Au milieu de nous aussi, il y avait des croyants divers et des adeptes de toute sorte de méthodes promettant le salut. Il y avait des bouddhistes qui voulaient convertir l’Europe. Il y avait des tolstoïens et des adhérents d’autres doctrines encore. Au milieu de ces gens, nous formions un cercle plus étroit. Nous les écoutions mais nous n’acceptions aucune de ces doctrines sinon en tant que symbole. Nous, les porteurs du signe, nous n’éprouvions aucune crainte à l’égard de l’avenir. Toute confession, toute doctrine promettant le salut par un moyen ou un autre nous semblait condamnée d’avance à la mort et à la stérilité. Et pour nous, le seul devoir, la seule mission consistait en ceci : devenir entièrement soi-même, développer le germe actif déposé en nous par la nature, être prêt, devant l’avenir incertain, à tout ce qu’il pourrait nous apporter.

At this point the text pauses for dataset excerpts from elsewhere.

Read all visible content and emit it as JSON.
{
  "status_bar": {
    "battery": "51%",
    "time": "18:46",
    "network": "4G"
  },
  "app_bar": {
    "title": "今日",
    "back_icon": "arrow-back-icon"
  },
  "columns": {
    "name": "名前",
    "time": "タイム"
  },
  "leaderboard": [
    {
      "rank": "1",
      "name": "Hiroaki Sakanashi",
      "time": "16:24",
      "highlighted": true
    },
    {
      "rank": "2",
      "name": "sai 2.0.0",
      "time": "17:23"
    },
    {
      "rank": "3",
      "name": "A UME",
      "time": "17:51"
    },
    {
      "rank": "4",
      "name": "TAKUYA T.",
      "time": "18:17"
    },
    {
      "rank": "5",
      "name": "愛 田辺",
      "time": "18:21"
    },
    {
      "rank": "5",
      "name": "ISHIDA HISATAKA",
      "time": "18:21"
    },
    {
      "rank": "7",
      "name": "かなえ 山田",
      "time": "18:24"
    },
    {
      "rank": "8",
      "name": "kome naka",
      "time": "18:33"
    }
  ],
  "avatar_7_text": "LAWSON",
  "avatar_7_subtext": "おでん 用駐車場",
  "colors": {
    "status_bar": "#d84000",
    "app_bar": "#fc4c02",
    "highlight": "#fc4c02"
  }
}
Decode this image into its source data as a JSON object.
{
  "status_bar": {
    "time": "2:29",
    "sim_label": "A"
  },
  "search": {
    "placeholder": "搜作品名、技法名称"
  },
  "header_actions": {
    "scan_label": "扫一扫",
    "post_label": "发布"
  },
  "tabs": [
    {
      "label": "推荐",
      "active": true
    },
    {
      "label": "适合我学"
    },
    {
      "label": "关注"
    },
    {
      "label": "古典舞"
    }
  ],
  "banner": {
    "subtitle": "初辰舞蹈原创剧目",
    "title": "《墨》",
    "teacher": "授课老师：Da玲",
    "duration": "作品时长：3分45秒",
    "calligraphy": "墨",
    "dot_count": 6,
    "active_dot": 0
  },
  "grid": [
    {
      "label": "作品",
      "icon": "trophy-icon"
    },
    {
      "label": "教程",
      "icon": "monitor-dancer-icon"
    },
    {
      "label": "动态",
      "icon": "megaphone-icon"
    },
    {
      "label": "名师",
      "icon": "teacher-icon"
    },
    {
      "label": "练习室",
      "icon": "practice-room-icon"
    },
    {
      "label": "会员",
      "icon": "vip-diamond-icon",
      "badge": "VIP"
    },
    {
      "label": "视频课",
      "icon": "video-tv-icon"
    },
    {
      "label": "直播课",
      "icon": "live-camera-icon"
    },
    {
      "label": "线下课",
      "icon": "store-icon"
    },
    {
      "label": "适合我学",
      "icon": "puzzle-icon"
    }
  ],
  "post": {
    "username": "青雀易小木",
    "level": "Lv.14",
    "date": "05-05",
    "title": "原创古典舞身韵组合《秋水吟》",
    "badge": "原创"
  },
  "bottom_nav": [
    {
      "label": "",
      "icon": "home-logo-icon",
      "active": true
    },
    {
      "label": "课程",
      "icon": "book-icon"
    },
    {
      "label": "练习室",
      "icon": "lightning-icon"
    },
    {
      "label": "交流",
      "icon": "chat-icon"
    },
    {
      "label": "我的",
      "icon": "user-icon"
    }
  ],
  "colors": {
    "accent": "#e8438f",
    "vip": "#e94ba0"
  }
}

La deuxième moitié du livre, présentant un Sinclair au sortir de l’adolescence, est traversée par le  pressentiment d’un changement imminent, d’une guerre dévastatrice. Il y est question d’une Europe égarée, appauvrie, aux idylles trop étroites, aveuglée par le culte de la raison cartésienne et qui tend vers une nouvelle naissance. Peut-être que le souvenir récent de la première guerre mondiale (le livre a été publié en 1919) était l’un des moteurs de ce roman, peut-être était-ce simplement une autre métaphore. Plus jeune, j’y voyais surtout un écho à mon effondrement intérieur et à la naissance de mon individualité. Aujourd’hui, j’y vois aussi un besoin de renouveau plus large à une époque d’incertitude et d’ébullition plus intenses que jamais.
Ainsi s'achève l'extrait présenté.